Canada lynx have been making headlines after the U.S. Fish and Wildlife Service (FWS) announced that the species may no longer need Endangered Species Act (ESA) protections. Even after a 2016 assessment found that without ESA protections, lynx would die out in its northern range by the end of the century, the FWS may be moving to delist this charismatic cat.

In an additional threat to lynx, and to all threatened and endangered species, a rider on the Senate Interior Appropriations draft bill would bar the FWS from evaluating the effects of federal land management programs on ESA-listed species. The legislation would significantly undermine the conservation of current and yet-to-be ESA-listed species across millions of acres of public lands and waters.

Back in 2015, lynx were making noise in the courtroom due to a high profile legal case (Cottonwood Environmental Law Center v. U.S. Forest Service). The lawsuit hinged on whether the U.S. Forest Service (USFS) had an obligation under the ESA to evaluate the effect of their forest plans on lynx critical habitat — specific areas needed to conserve threatened or endangered species. Canada lynx were listed under the ESA in 2000, but critical habitat was not designated on any federal lands, even though lynx rely heavily on habitat provided on federal forests. In 2009 critical habitat was designated across Western national forests, but the USFS had previously amended their forest plans to account for lynx in 2007, and failed to consult with the FWS on the effect of those forest plans on the designated critical habitat, which is required under the ESA.

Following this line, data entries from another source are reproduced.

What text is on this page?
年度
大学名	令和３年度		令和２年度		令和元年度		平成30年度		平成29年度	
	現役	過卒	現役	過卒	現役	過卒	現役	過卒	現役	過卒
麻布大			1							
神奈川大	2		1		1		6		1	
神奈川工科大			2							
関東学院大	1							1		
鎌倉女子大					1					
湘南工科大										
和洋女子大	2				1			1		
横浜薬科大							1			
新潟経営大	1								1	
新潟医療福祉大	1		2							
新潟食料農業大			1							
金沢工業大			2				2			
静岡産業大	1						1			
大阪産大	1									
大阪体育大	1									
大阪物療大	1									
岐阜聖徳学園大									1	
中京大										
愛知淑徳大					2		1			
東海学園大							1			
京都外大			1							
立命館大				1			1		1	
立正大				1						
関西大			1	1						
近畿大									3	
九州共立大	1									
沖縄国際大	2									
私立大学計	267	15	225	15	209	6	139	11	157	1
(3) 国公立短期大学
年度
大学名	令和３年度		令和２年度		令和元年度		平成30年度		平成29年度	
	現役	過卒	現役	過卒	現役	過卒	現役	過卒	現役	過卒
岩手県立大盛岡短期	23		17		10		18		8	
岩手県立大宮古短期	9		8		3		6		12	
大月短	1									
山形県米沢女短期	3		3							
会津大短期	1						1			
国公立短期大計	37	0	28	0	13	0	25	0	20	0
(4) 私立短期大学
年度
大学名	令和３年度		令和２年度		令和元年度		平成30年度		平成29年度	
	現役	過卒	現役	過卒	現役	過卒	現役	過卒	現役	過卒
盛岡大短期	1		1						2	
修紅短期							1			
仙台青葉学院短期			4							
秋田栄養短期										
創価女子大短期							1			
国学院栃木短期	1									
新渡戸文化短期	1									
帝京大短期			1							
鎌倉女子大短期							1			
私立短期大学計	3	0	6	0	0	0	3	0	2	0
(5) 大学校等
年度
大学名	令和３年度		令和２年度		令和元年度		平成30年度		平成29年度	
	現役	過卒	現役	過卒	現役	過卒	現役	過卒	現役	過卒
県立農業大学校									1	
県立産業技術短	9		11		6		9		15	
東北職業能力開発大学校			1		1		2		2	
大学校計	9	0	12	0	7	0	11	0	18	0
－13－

Plaintiffs in the “Cottonwood” case argued in court that the USFS violated section 7 of the ESA when it failed to reinitiate consultation with FWS on the effects of their forest plans on lynx critical habitat. Section 7 is arguably the strongest part of the ESA. It directs all federal agencies, not just the FWS, to use their authority to conserve threatened and endangered species. A key part of the section prohibits any federal agencies from funding, authorizing or carrying out actions that jeopardize a species’ existence or destroy critical habitat. While the USFS argued that it had no obligation to re-evaluate the effects of their plans on lynx, the court ruled otherwise; the initial consultation process did not evaluate the effects of those plans on the newly designated critical habitat.

The management plans that agencies like the Bureau of Land Management (BLM) and the USFS use to outline resource extraction and other activities can have substantial implications for wildlife and particularly for wide-ranging species like wolves and owls which are likely to suffer the most from multiple development impacts across a landscape. Under the proposed rider, agencies would be exempted from the obligation to account for the effects of these management plans on newly listed species, newly designated critical habitat, in cases where new information indicates new threats to those species, or even in cases where the plan is killing more animals than originally forecast. The agency would not have to consider the plan-level impacts on ESA-listed species until there was a major amendment or a rewrite of the plan, which could take over a decade, thus exposing imperiled species to potential long-term and repetitive harm . It’s essentially a blank check for the government to put their head in the sand and completely ignore risks to ESA-listed species and their habitat for years.

This rider is another attack on the science that supports ESA regulations and requirements for the purpose of protecting species from extinction and getting populations to recover. Barring re-consultation will result in land management plans that fail to address up-to-date science; new species’ status, and/or the cumulative effects of development on species. Each of these failings would further imperil threatened and endangered species and their habitat while also increasing the cost of conservation and decreasing the probability of successful recovery. Section 7 is a vital protection for threatened and endangered species that mandates consideration of activities across the landscape.